Ertrinken – Einleitung

Zum Ertrinken kommt es, wenn beim Untertauchen in eine Flüssigkeit diese in die Atemwege gelangt. Das Atmen wird dadurch behindert und es kommt zur respiratorischen Insuffizienz (Atemversagen) mit der Folge der akuten Hypoxie (Sauerstoffmangel), die zum Tode führen kann.

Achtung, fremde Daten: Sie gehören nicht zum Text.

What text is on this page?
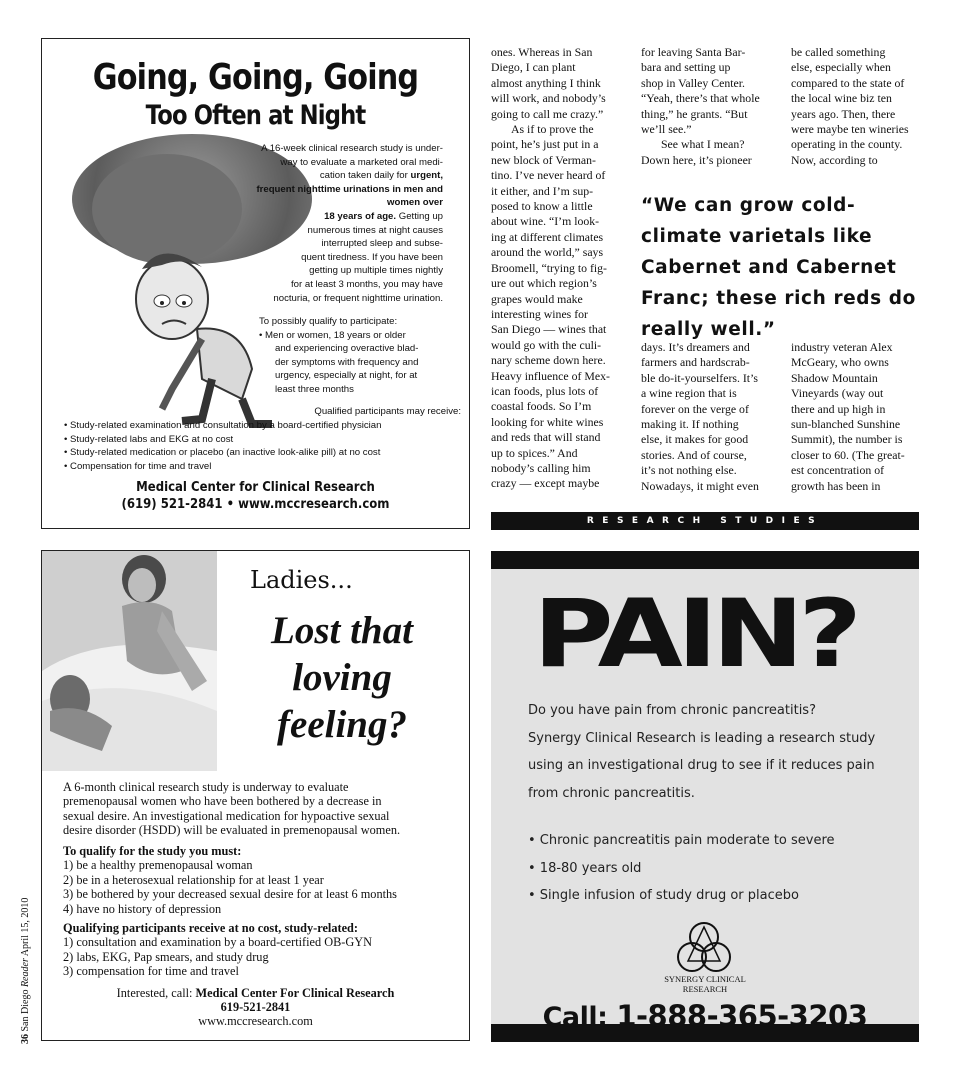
Going, Going, Going
Too Often at Night
A 16-week clinical research study is under-
way to evaluate a marketed oral medi-
cation taken daily for urgent,
frequent nighttime urinations in men and women over
18 years of age. Getting up
numerous times at night causes
interrupted sleep and subse-
quent tiredness. If you have been
getting up multiple times nightly
for at least 3 months, you may have
nocturia, or frequent nighttime urination.
To possibly qualify to participate:
• Men or women, 18 years or older
and experiencing overactive blad-
der symptoms with frequency and
urgency, especially at night, for at
least three months
Qualified participants may receive:
• Study-related examination and consultation by a board-certified physician
• Study-related labs and EKG at no cost
• Study-related medication or placebo (an inactive look-alike pill) at no cost
• Compensation for time and travel
Medical Center for Clinical Research
(619) 521-2841 • www.mccresearch.com

ones. Whereas in San

Diego, I can plant

almost anything I think

will work, and nobody’s

going to call me crazy.”

As if to prove the

point, he’s just put in a

new block of Verman-

tino. I’ve never heard of

it either, and I’m sup-

posed to know a little

about wine. “I’m look-

ing at different climates

around the world,” says

Broomell, “trying to fig-

ure out which region’s

grapes would make

interesting wines for

San Diego — wines that

would go with the culi-

nary scheme down here.

Heavy influence of Mex-

ican foods, plus lots of

coastal foods. So I’m

looking for white wines

and reds that will stand

up to spices.” And

nobody’s calling him

crazy — except maybe

for leaving Santa Bar-

bara and setting up

shop in Valley Center.

“Yeah, there’s that whole

thing,” he grants. “But

we’ll see.”

See what I mean?

Down here, it’s pioneer

be called something

else, especially when

compared to the state of

the local wine biz ten

years ago. Then, there

were maybe ten wineries

operating in the county.

Now, according to

“We can grow cold-climate varietals like Cabernet and Cabernet Franc; these rich reds do really well.”

days. It’s dreamers and

farmers and hardscrab-

ble do-it-yourselfers. It’s

a wine region that is

forever on the verge of

making it. If nothing

else, it makes for good

stories. And of course,

it’s not nothing else.

Nowadays, it might even

industry veteran Alex

McGeary, who owns

Shadow Mountain

Vineyards (way out

there and up high in

sun-blanched Sunshine

Summit), the number is

closer to 60. (The great-

est concentration of

growth has been in

RESEARCH STUDIES
Ladies...
Lost that
loving
feeling?
A 6-month clinical research study is underway to evaluate
premenopausal women who have been bothered by a decrease in
sexual desire. An investigational medication for hypoactive sexual
desire disorder (HSDD) will be evaluated in premenopausal women.
To qualify for the study you must:
1) be a healthy premenopausal woman
2) be in a heterosexual relationship for at least 1 year
3) be bothered by your decreased sexual desire for at least 6 months
4) have no history of depression
Qualifying participants receive at no cost, study-related:
1) consultation and examination by a board-certified OB-GYN
2) labs, EKG, Pap smears, and study drug
3) compensation for time and travel
Interested, call: Medical Center For Clinical Research
619-521-2841
www.mccresearch.com
PAIN?
Do you have pain from chronic pancreatitis?
Synergy Clinical Research is leading a research study
using an investigational drug to see if it reduces pain
from chronic pancreatitis.
• Chronic pancreatitis pain moderate to severe
• 18-80 years old
• Single infusion of study drug or placebo
SYNERGY CLINICAL
RESEARCH
Call: 1-888-365-3203
36 San Diego Reader April 15, 2010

Synonyme und ICD-10: Beinahe-Ertrinken; near drowning; trockenes Ertrinken; dry drowning; sekundäres Ertrinken; secondary drowning; Badetod; ICD-10-GM T75.1: Ertrinken und nichttödliches Untertauchen

Überlebt der Betroffene den Ertrinkungsunfall um mehr als 24 Stunden, spricht man von Beinahe-Ertrinken (engl.: near drowning).

Formen des Ertrinkens

  • Typisches Ertrinken (Ertrinkungstod)
    • Die Person ist zunächst bei vollem Bewusstsein. In einem mehr oder weniger langen Kampf gegen das Untergehen wechseln sich Inspiration (Einatmen von Luft) und Aspiration (Einatmen von Flüssigkeit) ab. Letztlich geht die Person unter (siehe "Phasen des Ertrinkens" unter "Ätiologie/Ursachen").
  • Atypisches Ertrinken
    • Jemand wird gewaltsam unter Wasser gedrückt/gebracht (Tötungsdelikt). Die Person erstickt sehr rasch, ohne an der Wasseroberfläche wiederholt Luft zu holen. Die Inspiration (Einatmen von Luft) fehlt demnach, stattdessen wird Wasser aspiriert (eingeatmet). Ein Überlebenskampf bleibt aus.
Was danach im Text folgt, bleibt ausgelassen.